9. What does Chesterton say is the simplest truth about mankind?
(a) Mankind is a microcosm of the universe.
(b) Mankind is made in the image of God.
(c) Mankind is a very strange being.
(d) Mankind is the only religious being.

10. What connection does Chesterton make between the boy and the cave-man?
(a) They have the same primal urges.
(b) They both draw animals for the same reasons.
(c) They transcend their heritage.
(d) They share the same innocent interpretation of life.

11. What does Chesterton say of the Roman polytheism before the time of Christ?
(a) The gods took on a more domestic nature.
(b) All of these.
(c) The gods became closer to people.
(d) The gods became more localized.

12. What sentiment does Chesterton says pervades the ideologies of the far east?
(a) The need for social order.
(b) Focus on the self.
(c) The spirit of repetition and recurrence.
(d) Spirituality through physical beauty.

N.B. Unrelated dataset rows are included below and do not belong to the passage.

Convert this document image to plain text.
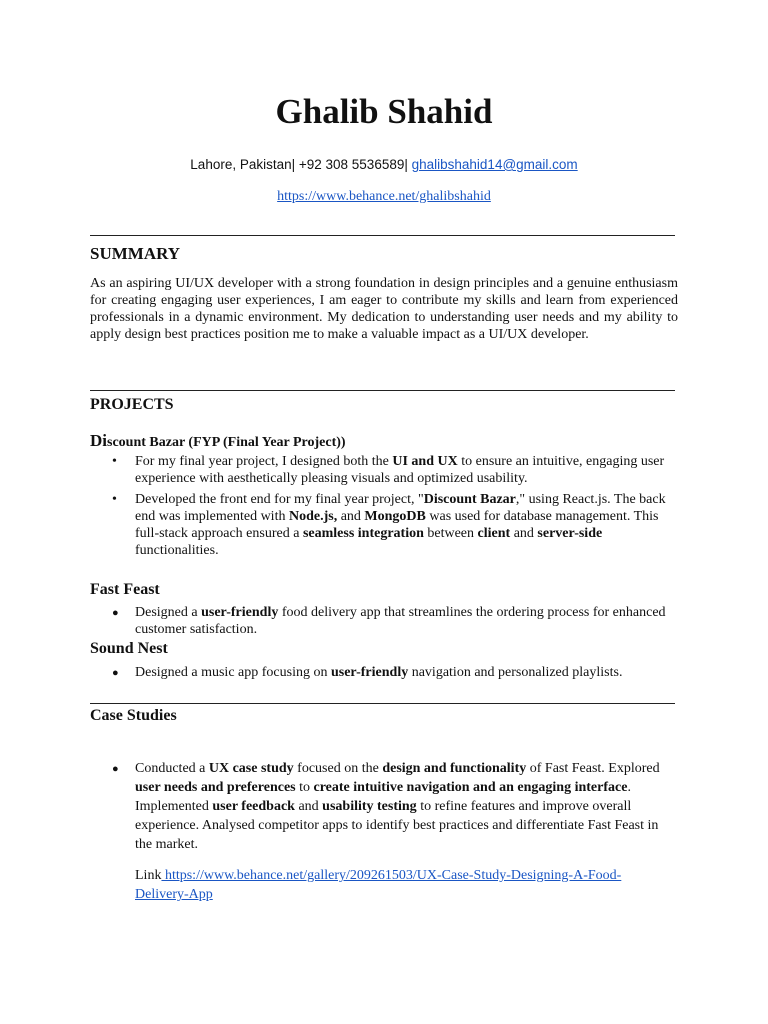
Ghalib Shahid
Lahore, Pakistan| +92 308 5536589| ghalibshahid14@gmail.com
https://www.behance.net/ghalibshahid
SUMMARY

As an aspiring UI/UX developer with a strong foundation in design principles and a genuine enthusiasm for creating engaging user experiences, I am eager to contribute my skills and learn from experienced professionals in a dynamic environment. My dedication to understanding user needs and my ability to apply design best practices position me to make a valuable impact as a UI/UX developer.

PROJECTS
Discount Bazar (FYP (Final Year Project))
• For my final year project, I designed both the UI and UX to ensure an intuitive, engaging user experience with aesthetically pleasing visuals and optimized usability.
• Developed the front end for my final year project, "Discount Bazar," using React.js. The back end was implemented with Node.js, and MongoDB was used for database management. This full-stack approach ensured a seamless integration between client and server-side functionalities.
Fast Feast
● Designed a user-friendly food delivery app that streamlines the ordering process for enhanced customer satisfaction.
Sound Nest
● Designed a music app focusing on user-friendly navigation and personalized playlists.
Case Studies
● Conducted a UX case study focused on the design and functionality of Fast Feast. Explored user needs and preferences to create intuitive navigation and an engaging interface. Implemented user feedback and usability testing to refine features and improve overall experience. Analysed competitor apps to identify best practices and differentiate Fast Feast in the market.
Link https://www.behance.net/gallery/209261503/UX-Case-Study-Designing-A-Food-Delivery-App
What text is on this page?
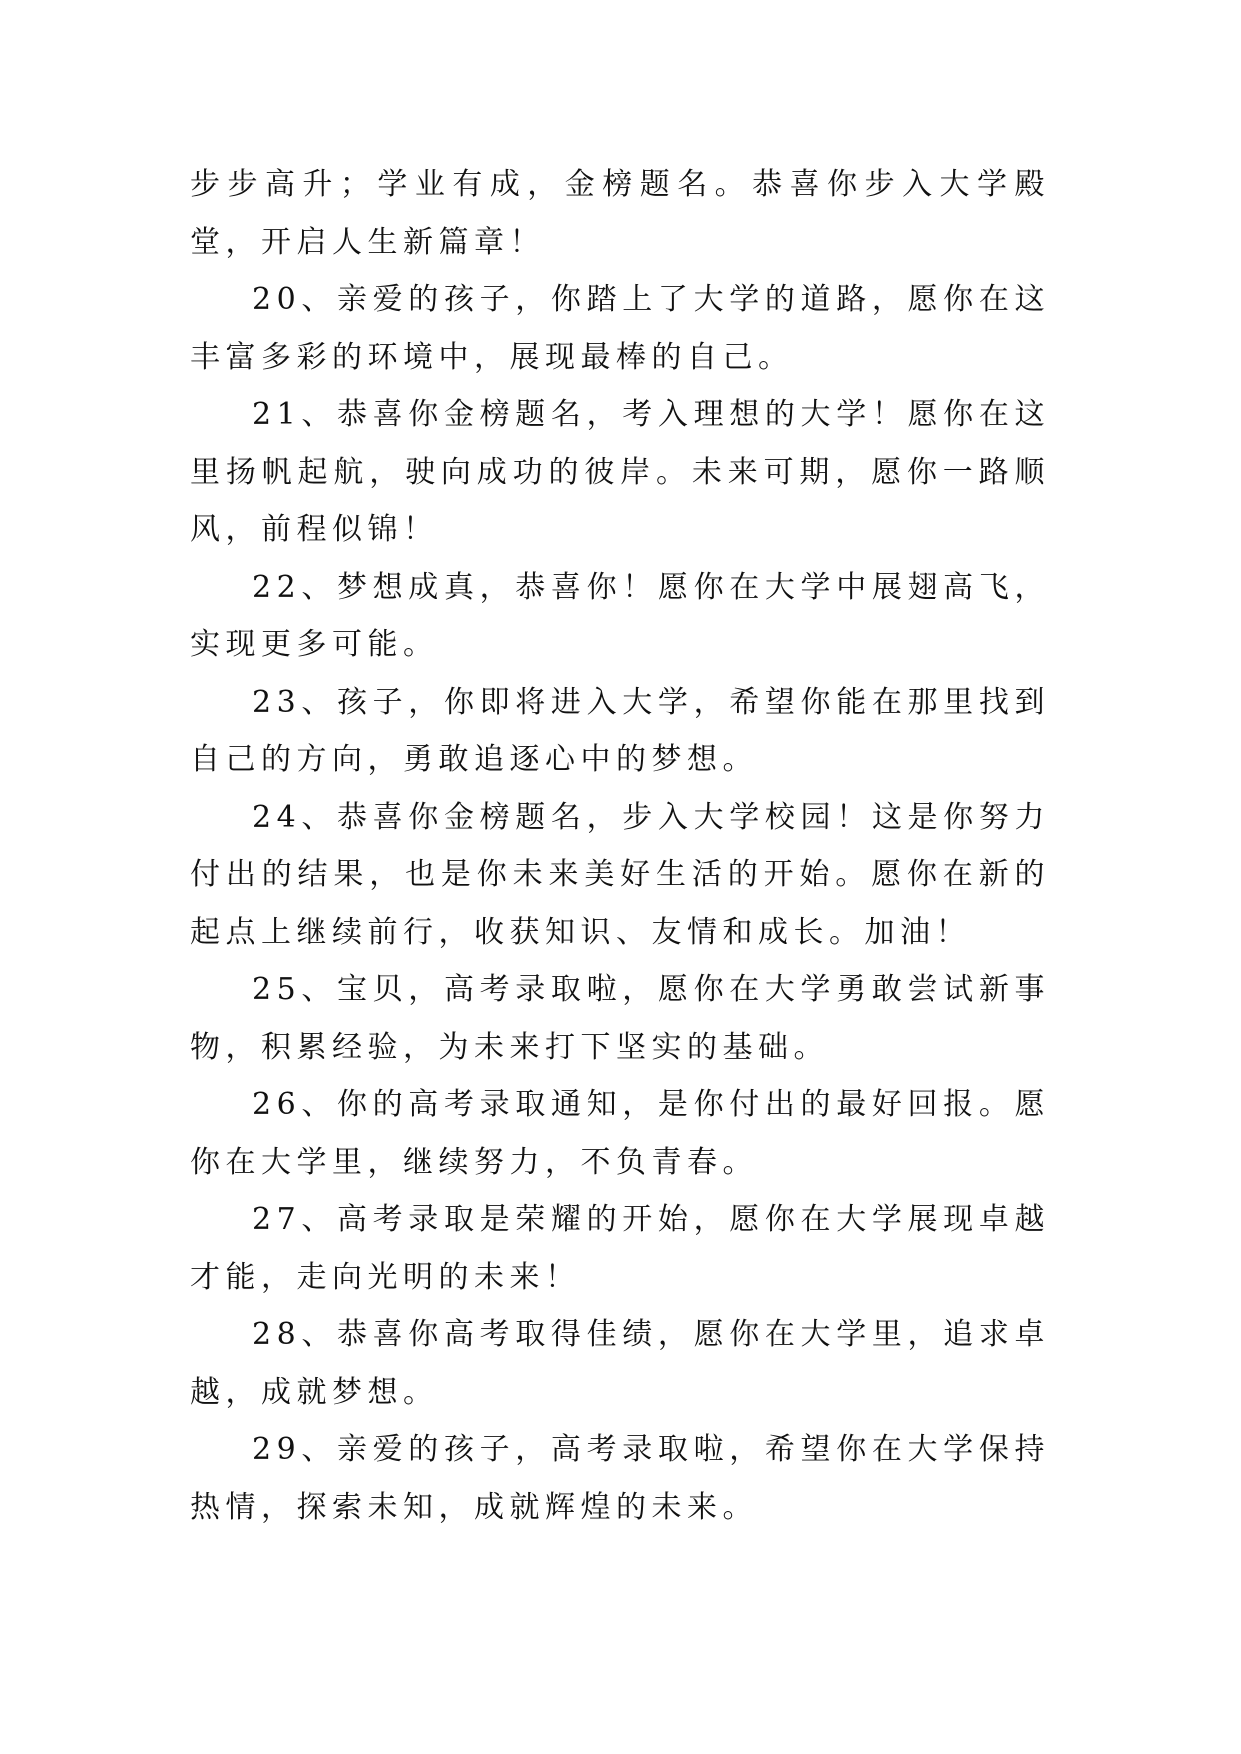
步步高升；学业有成，金榜题名。恭喜你步入大学殿堂，开启人生新篇章！

20、亲爱的孩子，你踏上了大学的道路，愿你在这丰富多彩的环境中，展现最棒的自己。

21、恭喜你金榜题名，考入理想的大学！愿你在这里扬帆起航，驶向成功的彼岸。未来可期，愿你一路顺风，前程似锦！

22、梦想成真，恭喜你！愿你在大学中展翅高飞，实现更多可能。

23、孩子，你即将进入大学，希望你能在那里找到自己的方向，勇敢追逐心中的梦想。

24、恭喜你金榜题名，步入大学校园！这是你努力付出的结果，也是你未来美好生活的开始。愿你在新的起点上继续前行，收获知识、友情和成长。加油！

25、宝贝，高考录取啦，愿你在大学勇敢尝试新事物，积累经验，为未来打下坚实的基础。

26、你的高考录取通知，是你付出的最好回报。愿你在大学里，继续努力，不负青春。

27、高考录取是荣耀的开始，愿你在大学展现卓越才能，走向光明的未来！

28、恭喜你高考取得佳绩，愿你在大学里，追求卓越，成就梦想。

29、亲爱的孩子，高考录取啦，希望你在大学保持热情，探索未知，成就辉煌的未来。
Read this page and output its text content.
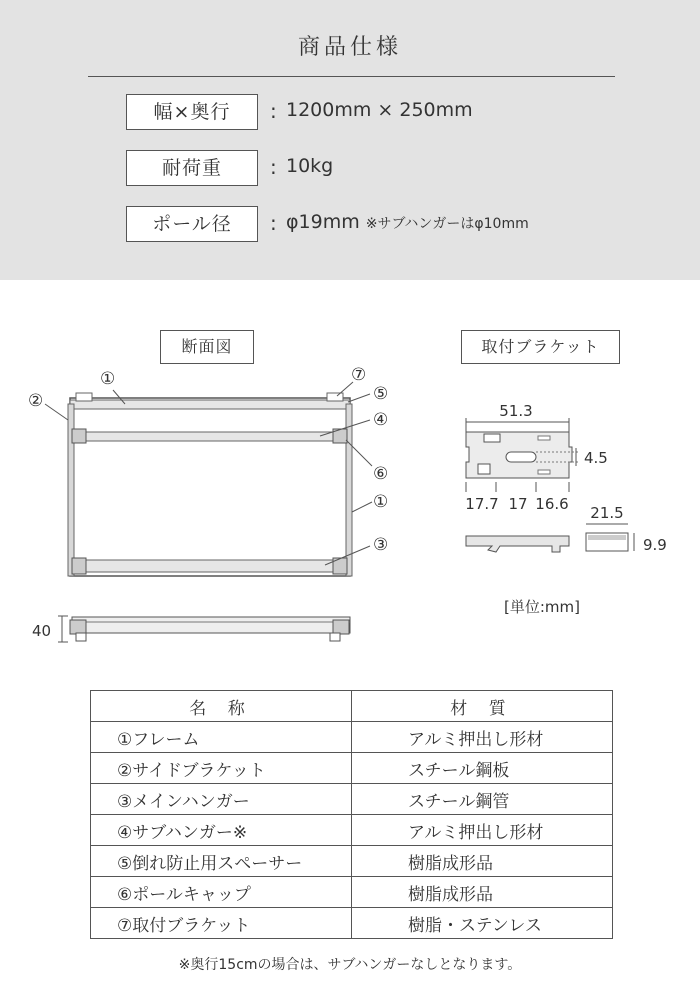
商品仕様
幅×奥行	: 1200mm × 250mm
耐荷重	: 10kg
ポール径	: φ19mm ※サブハンガーはφ10mm
断面図	取付ブラケット
①
②
③
④
⑤
⑥
⑦
①
40
51.3
4.5
17.7 17 16.6 21.5
9.9
[単位:mm]
名 称	材 質
①フレーム	アルミ押出し形材
②サイドブラケット	スチール鋼板
③メインハンガー	スチール鋼管
④サブハンガー※	アルミ押出し形材
⑤倒れ防止用スペーサー	樹脂成形品
⑥ポールキャップ	樹脂成形品
⑦取付ブラケット	樹脂・ステンレス
※奥行15cmの場合は、サブハンガーなしとなります。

13. What does Chesterton attempt to prove by the universality of clothes?
(a) The need for decoration and artistic expression.
(b) The concept of original sin.
(c) Virtue in cave men.
(d) How ill designed mankind is to survive like a beast.

14. In Part I, Chapter VII, what new thing does Chesterton say we need?
(a) A certification program for religions.
(b) Imagination in our world view.
(c) A psychological history.
(d) Standards for world creeds.

15. Despite the level of sincerity a myth might be understood, what does Chesterton say is still present?
(a) Reality and religious sentiment.
(b) Fundamental belief.
(c) Skepticism.
(d) Superficiality.

Short Answer Questions

1. What does Chesterton think physical anthropologists do to excess?

2. What happens when an onlooker tries to envision the church as a member of a throng of superstitions lobbying for believers?

3. What example does Chesterton give about how the church must be viewed?

4. According to Chesterton, how does monotheism become polytheistic?

5. How does Chesterton say a myth must be appreciated?